COTS in space: the 100 percent testing risk

By Tomáš Zedníček
8 years Ago

source: Intelligent Aerospace article

November 13, 2017 By Dan Friedlander, Retired following 44 years in component engineering

The current European Space Agency (ESA) and National Aeronautics and Space Administration (NASA) approach to the use of Electrical, Electronic, and Electromechanical (EEE) commercial off-the-shelf (COTS) components in space applications continues to rely on heavy testing requirements. The official methodology looks more as an addendum to the traditional approach, rather than a new approach based on COTS.

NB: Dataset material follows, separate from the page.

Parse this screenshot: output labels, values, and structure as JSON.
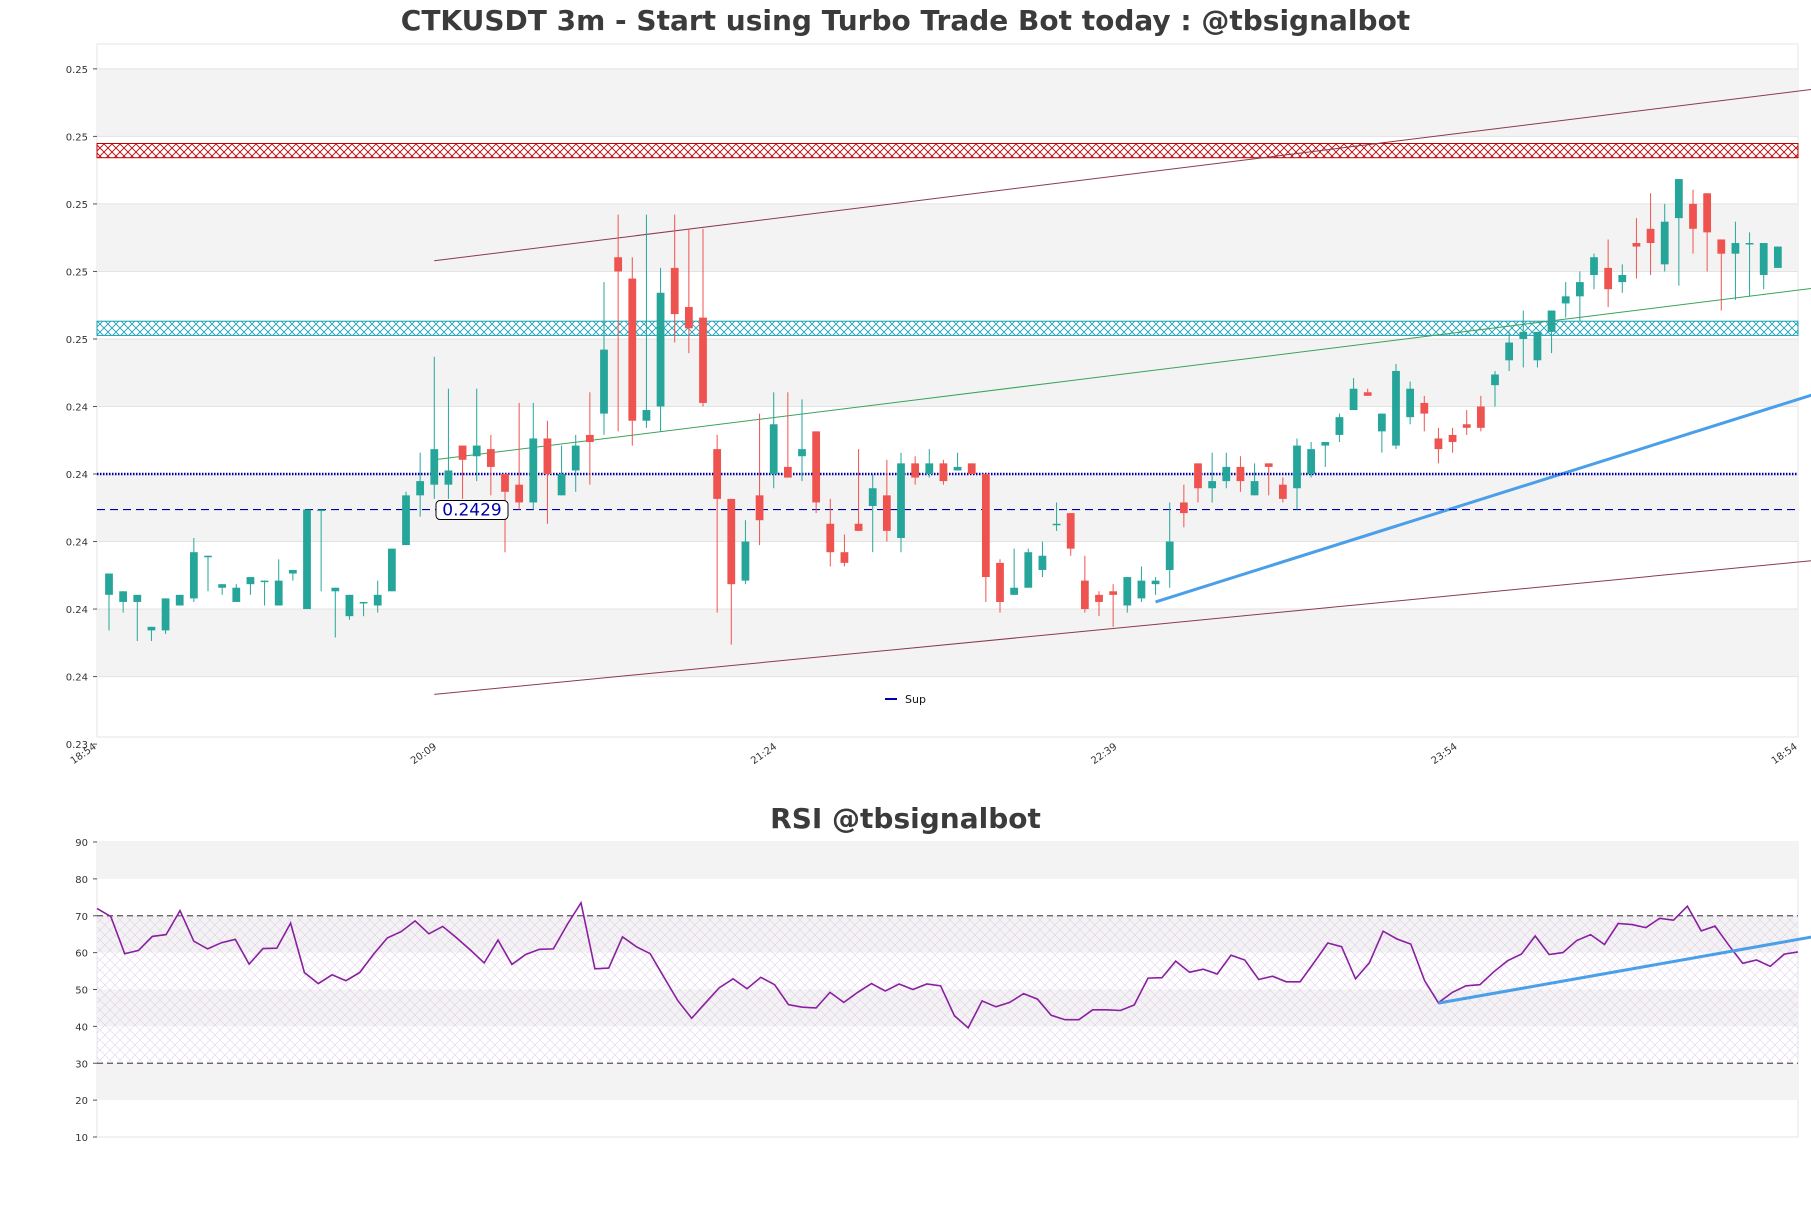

The value of Statistical Process Control (SPC) is more or less disregarded. One hundred percent post-procurement testing is moved from the component manufacturer to the user, regardless of involved difficulties caused by higher complexity, integration, speed, and number of package terminations and lower package geometries of COTS. These parameters make the testing more and more difficult and less efficient, affecting the component electrical and/or mechanical integrity. Testing becomes more and more risky to the components, outweighing the benefit.

I question the rationale behind the benefit of post-procurement 100 percent testing and screening in the different world of SPC. New thinking is required.

Application of SPC
What is Statistical Process Control (SPC)? SPC is a scientific, data-driven methodology for quality analysis and improvement. It is a preventive activity, performed in real-time during the manufacturing process.

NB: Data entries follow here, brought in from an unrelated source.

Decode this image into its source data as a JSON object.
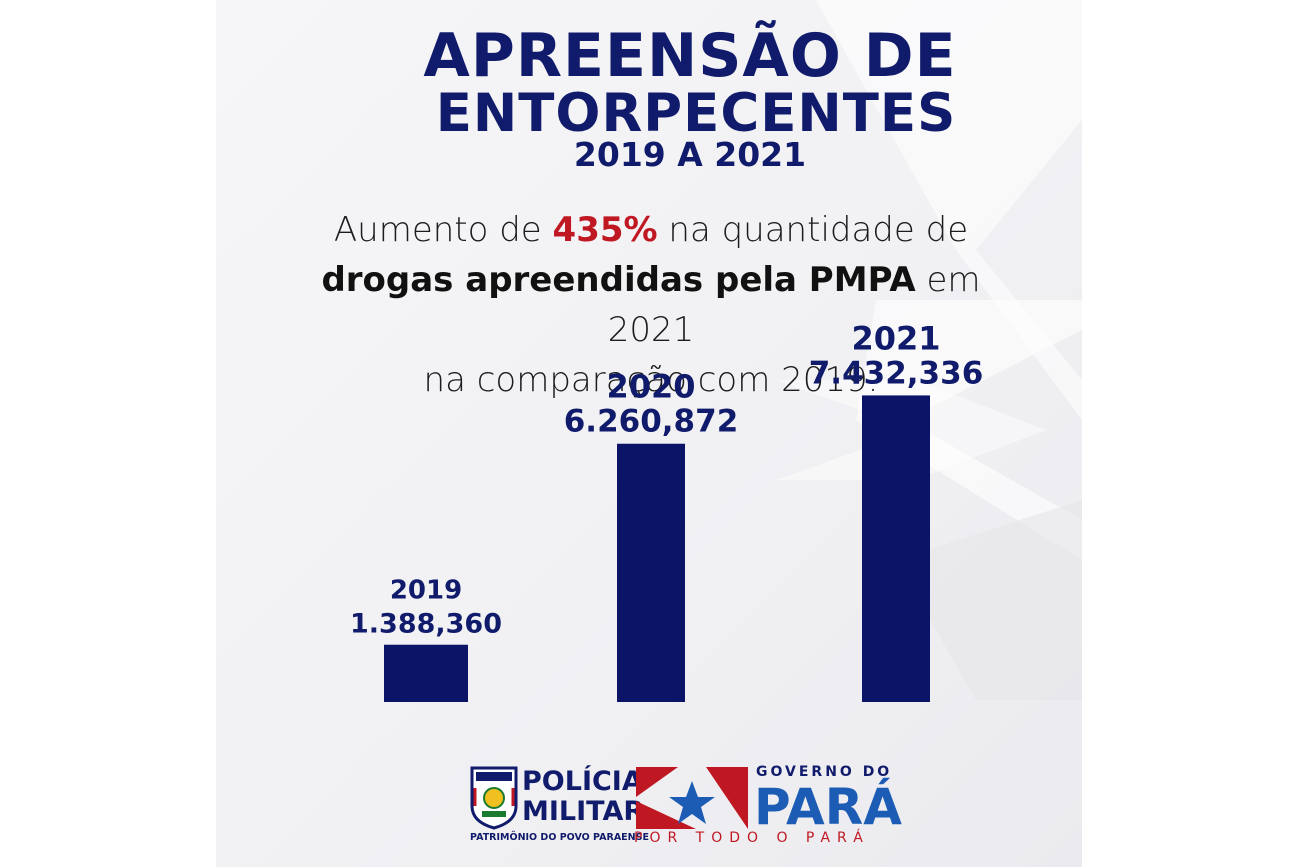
{
  "header": {
    "title_line1": "APREENSÃO DE",
    "title_line2": "ENTORPECENTES",
    "period": "2019 A 2021"
  },
  "subtitle": {
    "part1": "Aumento de ",
    "highlight": "435%",
    "part2": " na quantidade de",
    "bold": "drogas apreendidas pela PMPA",
    "part3": " em 2021",
    "part4": "na comparação com 2019."
  },
  "chart_data": {
    "type": "bar",
    "categories": [
      "2019",
      "2020",
      "2021"
    ],
    "values": [
      1388360,
      6260872,
      7432336
    ],
    "value_labels": [
      "1.388,360",
      "6.260,872",
      "7.432,336"
    ],
    "title": "APREENSÃO DE ENTORPECENTES 2019 A 2021",
    "xlabel": "",
    "ylabel": "",
    "ylim": [
      0,
      8000000
    ],
    "grid": false,
    "legend": "none",
    "bar_color": "#0b1466"
  },
  "footer": {
    "pm_line1": "POLÍCIA",
    "pm_line2": "MILITAR",
    "pm_tagline": "PATRIMÔNIO DO POVO PARAENSE",
    "gov_line1": "GOVERNO DO",
    "gov_line2": "PARÁ",
    "gov_tagline": "POR TODO O PARÁ"
  },
  "colors": {
    "navy": "#101b6b",
    "bar": "#0b1466",
    "red": "#c01822",
    "blue": "#1c5cb4"
  }
}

Within the traditional MIL EEE Components, the quality of the component is “ensured” by inspection and testing of the product. The relevant acceptance/rejection criteria are established according to how well it meets its design specification. In contrast, SPC uses statistical tools to observe the performance of the production process to detect significant variations before they result in the production of a substandard components. The SPC deals with manufacturing defects, the testing deals with failures sourced from the defects. In other words: “If you want to get rid of mosquitoes, drain the swamp that breeds them.”

The COTS EEE components methodology is based on SPC. The military and space (or MIL) EEE components methodology is based on testing. The statistics do not work for low-volume production. It does not mean, however, that testing by components manufacturers has no value in COTS production, to reach the targeted outgoing quality. At present, no method or combination of methods can guarantee zero defects or failures.

The bathtub curve phases
Traditionally, the bathtub curve is widely used in reliability engineering. The MIL approach describes a “typical” hazard function during the service life of EEE components. The elements of the bathtub curve are shown in the image below. The bathtub curve form is a thinking product, dependent on the inputs building it.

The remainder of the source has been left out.